Pipedrive user and Redlist Head of Sales Robert Williams said of his experience:

“We use Pipedrive entirely for our CRM. We use a lot of tools within Pipedrive. I’ve built full outbound prospecting cadences based on workflow automations. We use it to manage everything from outbound prospecting to managing our main sales pipeline, to managing our customer renewal pipeline.

Right now, we’ve got about seven salespeople and they’re all sending between three and four proposals a week. Do the math, even if it’s only saving us two hours per, that’s a whole extra day I’m getting out of the guys for each person on the team, so each week I’m gaining a week’s worth of productivity.”

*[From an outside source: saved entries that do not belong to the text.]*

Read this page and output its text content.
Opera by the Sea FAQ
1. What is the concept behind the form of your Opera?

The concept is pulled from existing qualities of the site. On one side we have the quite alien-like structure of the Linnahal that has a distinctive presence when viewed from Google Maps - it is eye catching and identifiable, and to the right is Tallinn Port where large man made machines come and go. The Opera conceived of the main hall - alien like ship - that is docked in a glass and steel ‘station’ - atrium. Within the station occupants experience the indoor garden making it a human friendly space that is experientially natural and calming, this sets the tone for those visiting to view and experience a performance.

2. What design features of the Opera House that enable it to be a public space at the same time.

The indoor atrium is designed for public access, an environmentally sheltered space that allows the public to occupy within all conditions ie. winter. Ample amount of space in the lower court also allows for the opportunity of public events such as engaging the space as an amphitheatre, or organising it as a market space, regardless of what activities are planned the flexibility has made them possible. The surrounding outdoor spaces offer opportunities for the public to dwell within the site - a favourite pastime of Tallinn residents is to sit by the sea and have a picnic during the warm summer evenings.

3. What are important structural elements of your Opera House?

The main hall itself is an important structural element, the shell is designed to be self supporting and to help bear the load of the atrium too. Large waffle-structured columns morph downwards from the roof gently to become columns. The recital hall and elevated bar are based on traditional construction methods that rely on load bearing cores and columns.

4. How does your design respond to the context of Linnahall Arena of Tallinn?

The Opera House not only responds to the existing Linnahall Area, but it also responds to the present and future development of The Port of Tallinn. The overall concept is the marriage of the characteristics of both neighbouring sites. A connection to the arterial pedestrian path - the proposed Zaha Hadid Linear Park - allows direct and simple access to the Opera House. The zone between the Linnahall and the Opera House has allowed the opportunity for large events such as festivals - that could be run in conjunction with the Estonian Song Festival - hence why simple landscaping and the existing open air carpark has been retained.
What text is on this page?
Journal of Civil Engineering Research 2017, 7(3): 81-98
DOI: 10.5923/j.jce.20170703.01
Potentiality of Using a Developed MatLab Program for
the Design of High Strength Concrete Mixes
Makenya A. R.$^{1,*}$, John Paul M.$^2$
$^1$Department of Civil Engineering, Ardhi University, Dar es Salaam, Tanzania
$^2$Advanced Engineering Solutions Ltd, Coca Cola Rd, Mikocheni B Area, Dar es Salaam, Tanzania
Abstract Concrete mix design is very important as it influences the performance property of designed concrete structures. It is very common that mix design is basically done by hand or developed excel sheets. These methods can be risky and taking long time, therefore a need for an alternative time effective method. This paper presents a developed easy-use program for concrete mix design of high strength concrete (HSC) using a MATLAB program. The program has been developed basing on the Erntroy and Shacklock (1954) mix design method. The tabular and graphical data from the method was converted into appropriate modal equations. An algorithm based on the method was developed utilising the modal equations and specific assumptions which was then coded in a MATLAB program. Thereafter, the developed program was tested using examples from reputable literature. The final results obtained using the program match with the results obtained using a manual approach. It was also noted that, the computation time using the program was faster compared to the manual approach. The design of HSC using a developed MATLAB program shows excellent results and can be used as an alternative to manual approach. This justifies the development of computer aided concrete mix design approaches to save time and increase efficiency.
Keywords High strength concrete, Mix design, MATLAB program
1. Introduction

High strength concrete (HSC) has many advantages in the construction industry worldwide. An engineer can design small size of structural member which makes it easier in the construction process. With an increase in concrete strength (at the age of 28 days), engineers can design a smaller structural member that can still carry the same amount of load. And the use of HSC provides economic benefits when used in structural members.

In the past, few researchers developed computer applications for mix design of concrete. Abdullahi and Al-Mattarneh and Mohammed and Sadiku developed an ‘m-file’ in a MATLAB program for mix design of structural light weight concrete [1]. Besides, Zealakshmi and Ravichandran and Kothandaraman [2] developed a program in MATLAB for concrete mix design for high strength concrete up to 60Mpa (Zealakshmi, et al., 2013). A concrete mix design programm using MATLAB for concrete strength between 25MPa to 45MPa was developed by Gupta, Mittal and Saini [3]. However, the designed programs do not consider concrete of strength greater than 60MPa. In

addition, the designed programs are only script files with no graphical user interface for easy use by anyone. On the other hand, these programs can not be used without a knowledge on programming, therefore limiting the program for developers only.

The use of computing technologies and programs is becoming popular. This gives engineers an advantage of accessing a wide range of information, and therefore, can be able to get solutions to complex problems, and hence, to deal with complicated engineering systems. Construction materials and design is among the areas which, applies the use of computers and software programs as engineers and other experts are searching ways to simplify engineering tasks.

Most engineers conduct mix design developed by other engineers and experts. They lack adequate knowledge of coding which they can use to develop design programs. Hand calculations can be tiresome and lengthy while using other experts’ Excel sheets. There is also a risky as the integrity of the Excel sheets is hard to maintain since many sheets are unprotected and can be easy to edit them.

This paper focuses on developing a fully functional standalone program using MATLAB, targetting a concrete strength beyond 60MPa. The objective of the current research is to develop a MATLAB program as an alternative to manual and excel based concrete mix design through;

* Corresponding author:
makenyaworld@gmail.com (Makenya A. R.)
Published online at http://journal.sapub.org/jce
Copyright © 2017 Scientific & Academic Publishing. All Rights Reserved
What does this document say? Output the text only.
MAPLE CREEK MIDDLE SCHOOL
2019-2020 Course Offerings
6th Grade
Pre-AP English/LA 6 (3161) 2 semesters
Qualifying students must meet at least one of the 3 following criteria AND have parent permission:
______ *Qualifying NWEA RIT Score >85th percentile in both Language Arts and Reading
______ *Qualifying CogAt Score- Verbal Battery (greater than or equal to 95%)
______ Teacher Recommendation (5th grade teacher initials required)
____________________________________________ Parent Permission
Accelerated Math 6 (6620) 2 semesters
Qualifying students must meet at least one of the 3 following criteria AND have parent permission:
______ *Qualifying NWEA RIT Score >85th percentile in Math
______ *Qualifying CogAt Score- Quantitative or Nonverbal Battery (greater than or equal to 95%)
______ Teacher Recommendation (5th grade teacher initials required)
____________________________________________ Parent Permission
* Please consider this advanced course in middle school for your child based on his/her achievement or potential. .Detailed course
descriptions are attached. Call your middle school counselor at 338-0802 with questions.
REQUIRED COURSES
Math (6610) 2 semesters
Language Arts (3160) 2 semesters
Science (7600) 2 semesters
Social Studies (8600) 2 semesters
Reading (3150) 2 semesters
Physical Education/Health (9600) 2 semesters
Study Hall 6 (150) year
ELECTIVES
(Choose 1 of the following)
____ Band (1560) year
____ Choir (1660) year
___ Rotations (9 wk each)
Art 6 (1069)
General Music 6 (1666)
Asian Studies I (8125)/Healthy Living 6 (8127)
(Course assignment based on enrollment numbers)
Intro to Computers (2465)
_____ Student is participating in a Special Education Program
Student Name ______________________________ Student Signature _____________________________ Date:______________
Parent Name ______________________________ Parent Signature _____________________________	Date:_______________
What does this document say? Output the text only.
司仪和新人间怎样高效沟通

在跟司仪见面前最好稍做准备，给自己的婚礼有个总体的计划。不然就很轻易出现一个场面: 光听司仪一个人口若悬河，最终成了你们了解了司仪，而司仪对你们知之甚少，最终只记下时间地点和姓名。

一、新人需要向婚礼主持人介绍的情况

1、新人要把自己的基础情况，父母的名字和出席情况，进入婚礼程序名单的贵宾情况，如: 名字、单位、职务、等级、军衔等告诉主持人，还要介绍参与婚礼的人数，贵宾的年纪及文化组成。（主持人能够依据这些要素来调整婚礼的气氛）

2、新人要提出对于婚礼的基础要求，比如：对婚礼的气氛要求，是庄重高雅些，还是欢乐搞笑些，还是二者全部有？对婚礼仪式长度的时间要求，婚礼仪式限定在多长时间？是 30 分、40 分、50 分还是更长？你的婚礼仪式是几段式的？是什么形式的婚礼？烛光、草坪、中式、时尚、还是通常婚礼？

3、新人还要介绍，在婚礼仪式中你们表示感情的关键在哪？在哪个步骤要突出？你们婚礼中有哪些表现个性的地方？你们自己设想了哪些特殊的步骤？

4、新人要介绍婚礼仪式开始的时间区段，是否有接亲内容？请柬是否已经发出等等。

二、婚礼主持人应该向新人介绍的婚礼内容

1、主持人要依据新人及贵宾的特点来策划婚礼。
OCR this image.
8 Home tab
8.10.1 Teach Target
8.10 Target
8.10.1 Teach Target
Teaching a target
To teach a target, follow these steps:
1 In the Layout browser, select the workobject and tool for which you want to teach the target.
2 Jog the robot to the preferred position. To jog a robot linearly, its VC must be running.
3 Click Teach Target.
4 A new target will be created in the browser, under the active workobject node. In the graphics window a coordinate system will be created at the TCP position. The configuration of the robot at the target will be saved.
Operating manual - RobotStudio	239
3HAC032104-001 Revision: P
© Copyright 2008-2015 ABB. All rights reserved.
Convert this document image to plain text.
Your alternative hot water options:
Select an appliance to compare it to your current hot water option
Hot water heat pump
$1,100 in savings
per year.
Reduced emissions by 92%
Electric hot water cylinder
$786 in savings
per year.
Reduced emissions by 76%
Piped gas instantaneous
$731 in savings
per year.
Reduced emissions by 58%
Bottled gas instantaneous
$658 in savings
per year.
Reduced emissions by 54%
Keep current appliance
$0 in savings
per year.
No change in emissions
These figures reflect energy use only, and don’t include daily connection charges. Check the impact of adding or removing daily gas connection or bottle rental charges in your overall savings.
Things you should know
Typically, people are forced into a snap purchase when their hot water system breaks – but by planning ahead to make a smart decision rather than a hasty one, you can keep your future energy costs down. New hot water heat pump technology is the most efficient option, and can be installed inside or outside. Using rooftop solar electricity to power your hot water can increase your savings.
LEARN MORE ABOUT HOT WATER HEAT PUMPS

2. Asana’s customer-driven product roadmap

Asana prioritizes customer feedback and input in its product development roadmap, as the company’s former head of customer journey, Michael Nguyen, explained in a Codementor interview.

How Asana strategy for customer centricity is listening closely to customers to align with their needs and expectations.

Listening so closely to customer views helps the company align its tool’s evolution with users’ needs and expectations. The user-first business strategy has also made Asana hugely popular in the project management software market.

Asana has used many learning methods we’ve covered in this post, including collecting data from frontline teams and various surveys.

3. Spotify’s hyper-personalized user experience

Spotify delivers hyper-personalized user experiences through recommendation algorithms, AI-powered virtual DJs and curated playlists.

Spotify is all-in in customer centricity by delivering hyper-personalized user experiences.

By analyzing listening habits, preferences and interactions, it tailors playlists and music recommendations to each user’s tastes and moods, keeping customers engaged with the platform for longer.

Spotify’s customer-centric approach strengthens customer loyalty and encourages positive word of mouth. Time reports that 156 million people engaged with the streaming platform’s “Wrapped” campaign in 2022, with many sharing their personalized listening reports and playlists.

Final thoughts

There’s no downside to becoming more customer-centric.

Following the advice in this post and putting customers first, you can learn more about your target audience, build stronger relationships and ultimately boost your bottom line.

As you make strategic changes to prioritize your audience, track key sales metrics like customer lifetime value, retention rates and sentiment. You’ll soon see the figures rise in response to your hard work.